What are the four types of student loans?
Millions of people take out students loans every year and there are several options with different eligibility requirements and repayment conditions.
The vast majority of student loans taken out in the United States are provided by the federal government, with the Department of Education acting as lender for millions of students every year.
Typically the federal loans come with more favourable terms than the private student loans that are also on the market, and there are a variety of federal student loans available. They all include some level of interest payments, meaning that the size of the debt will grow the longer that it remains unpaid, but by thinking through the options you can find the one that works for you
Four types of federal student loans
Currently the Department of Education is enacting a temporary period of covid-19 emergency relief for students with federal student loans. Until 31 January 2022 there is a 0% interest rate on all loans and they have stopped collections on defaulted loans. The information in this article refers to the standard conditions which will come into effect from February.
Direct subsidized loans
The subsidized loans are available for undergraduates who satisfy conditions proving that they have a specific financial need. If eligible, you will be able to take advantage of more favourable terms and certain interest-free periods.

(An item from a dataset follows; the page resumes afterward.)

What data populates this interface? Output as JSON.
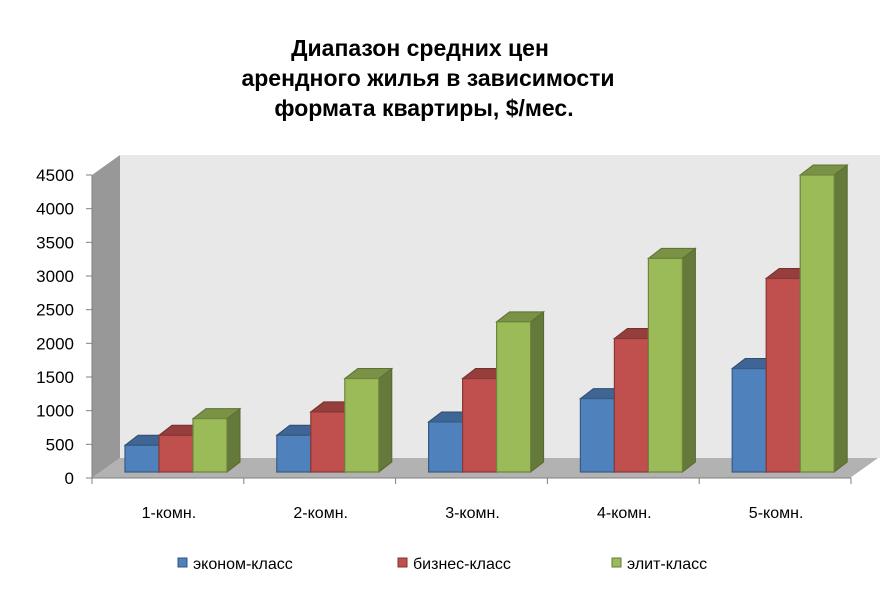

Currently the interest rate for this time of student loan is 2.75%, fixed for the entirety of the loan. There is also an origination fee, which is deducted proportionately from each loan payment you receive. Direct subsidized loans are also eligible for additional loan forgiveness programmes, and offer several repayment plans designed to support recipients through financial difficulties.
Direct unsubsidized loans
Unlike the subsidized version, the direct unsubsidized loans accrue interest throughout their lifetime (except in exceptional circumstances, such as the covid-19 relief period). Subsidized loans are available to both undergraduates and post-graduates and there are no financial requirements to enrol.
The interest rate, origination fee and forgiveness options for unsubsidized loans are the same as for the subsidized version. However the annual interest rate for graduates and professional students is considerably higher and currently sits at 4.3%.
Direct PLUS loans
Direct PLUS loans are available for graduate and professional students (Grad PLUS loan) or parents of dependent undergraduate students (Parent PLUS loan). Both the subsidized and unsubsidized loans have a borrowing limit and the Direct PLUS options are a boost in case the primary loan is not sufficient.
A credit check may be required but applicants with an insufficient credit history may still be able obtain a Direct PLUS loan through use of a co-signer or endorser. However bear in mind that these loans have a higher interest rate of 5.3% and an origination fee of 4.228%.
Direct Consolidation Loans
Unlike the other types of federal loans, Direct Consolidation Loans are typically requested after the student graduates and are used to combine any eligible student loans into a single loan.
There is no application fee and the interest rate will be weighted to reflect the various terms and conditions of the loans included in the package. You can tie consolidation loans to income levels, meaning that you repay at a rate that is related to your earnings.
Utilising a Direct Consolidation Loan can make repayment simpler by combining all payments into a single package, but you can risk losing out on access to some benefits programmes if you choose to consolidate the loans. You will lose the credit gained in Public Service Loan Forgiveness (PSLF) plans you are engaged in if you take out a Direct Consolidation Loan.